Quando o filme terminou, não tinha a menor dúvida de qual seria o livro que sacaria da estante. Só podia ser um sinal para que eu desse uma atenção para o trabalho de Tiago. E gostei do que li, compartilhei minhas impressões com os leitores da coluna do Uol.
Reencontrei o Tiago no mês passado e contei a história para ele, que riu. Só não consegui descobrir quem era o ator. Pelas imagens do Google, ninguém no elenco daquele filme se parecia minimamente com o escritor.
É outro exemplo de como até as peças que o corpo prega podem levar a boas leituras. Comigo foi a cabeça, com a leitora que passeava pelo Caribe, a barriga alheia.
Quero saber: qual foi o caminho mais inusitado que vocês fizeram até um livro?
Agenda na Flip
Vai para a Festa de Paraty? Estarei por lá e participarei das seguintes mesas:
Dia 23, 11h, Sesc Santa Rita - Narrativas em jogo: faço a mediação do papo entre Tainá Félix e Flávia Gasi.

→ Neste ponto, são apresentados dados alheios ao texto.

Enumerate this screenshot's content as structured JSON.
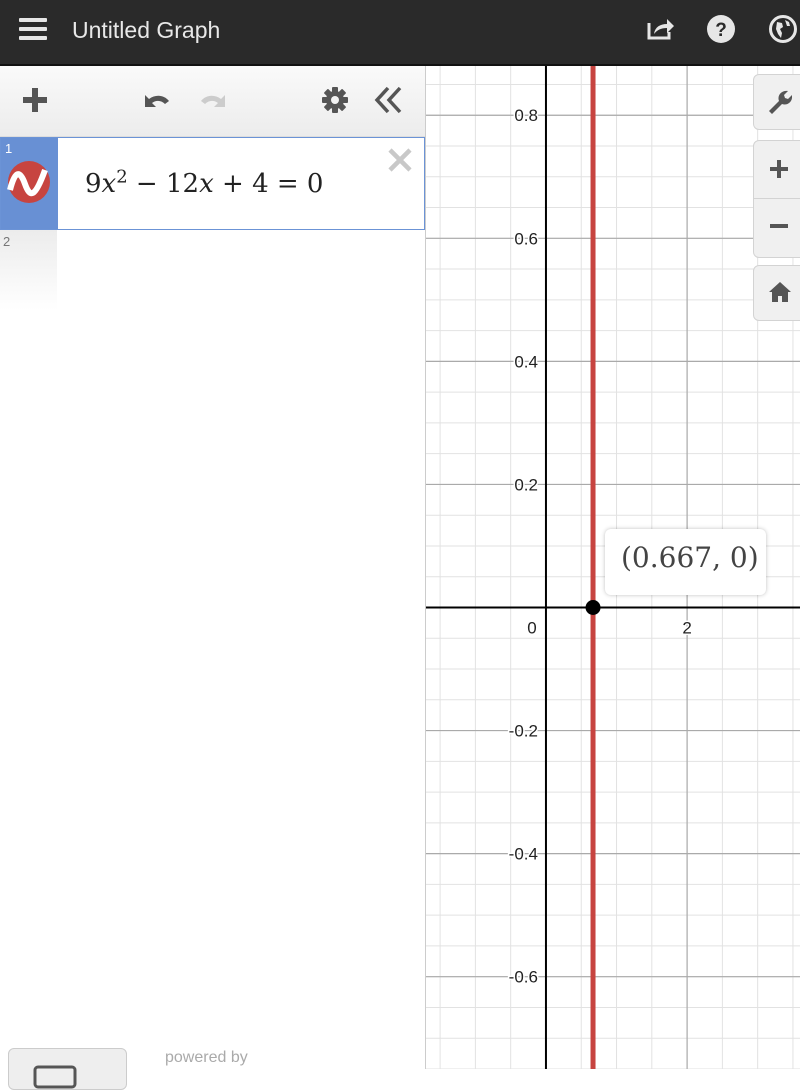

Dia 23, 16h, Casa Pagã - Da estrada à estante: participo da mesa ao lado de Henrique Rodrigues e Camila Carrascoza Bonfim. A mediação é de Marcelo Nocelli.
Dia 25, 12h05, Casa Publishnews - Uma entrevista em mão dupla sobre leitura e literatura: papo com Xico Sá.
Dia 26, 14h, Sesc Santa Rita - Vez, voz e verso: faço a mediação do papo entre Roberta Estrela D’alva, Sérgio Vaz e Conceição Evaristo.
Apareça!
Como um escritor ganha dinheiro?
Insisto num assunto com alguns amigos do meio literário e editorial: precisamos falar sobre grana, sobre como nossas atividades viram dinheiro. Pagar as contas e sobrar algum para viver é fundamental para seguirmos em frente.
Gostei que o
levou o assunto para a newsletter dele:Também já escrevi a respeito por aqui:
🍷 Azal pro calor
Tem feito um calor inclemente em São Paulo. Sei que em boa parte do Brasil a desgraça é a mesma. Acho que já falei dessa uva por aqui, mas reforço. Poucas combinam tão bem com esses dias de quentura estúpida quanto a azal.
É uma casta menos conhecida da região de Vinho Verde, em Portugal. Faz brancos bem leves, refrescantes, com boa acidez. Tem vários rótulos no mercado, alguns com preços bem bons.
O principal conselho também já dei outras vezes: procurem por vinhos jovens. Os de 2021 já estarão um tanto cansados. Se acharem de 2022 ou 2023 mesmo, melhor.
📢 O que mais rolou na Página Cinco
📝O que esperar do novo livro de Gabriel García Márquez?
📝 Festa do Livro da USP: Ponto alto do ano para um leitor de bolso vazio.
🎙️ Kalaf Epalanga e as muitas faces da língua ‘pretuguesa’:
📝 Livros para conhecer melhor a Palestina.
📝 Livros proibidos em Santa Catarina: Brasil normalizou a censura?
certa feita, andando pelas ruas de Porto de Galinhas - Pernambuco, à procura de algum bar, topei com uma geladeira velha com um exemplar do Decamerão dentro e trouxe comigo para a Bahia. Segue aqui na estante, não li ainda. talvez leia quando tiver planos de retornar à cidade e devolvê-lo, caso a velha geladeira ainda esteja por lá.
Rodrigo, se puder, leia "A Praça do Diamante" da Mercè Rodoreda. É fenomenal. Lemos no Clube Nevoeiro da Carol Bensimon.
Vou aproveitar a oportunidade aqui para te parabenizar pelo episódio do podcast com o Kalaf Epalanga, está muito legal.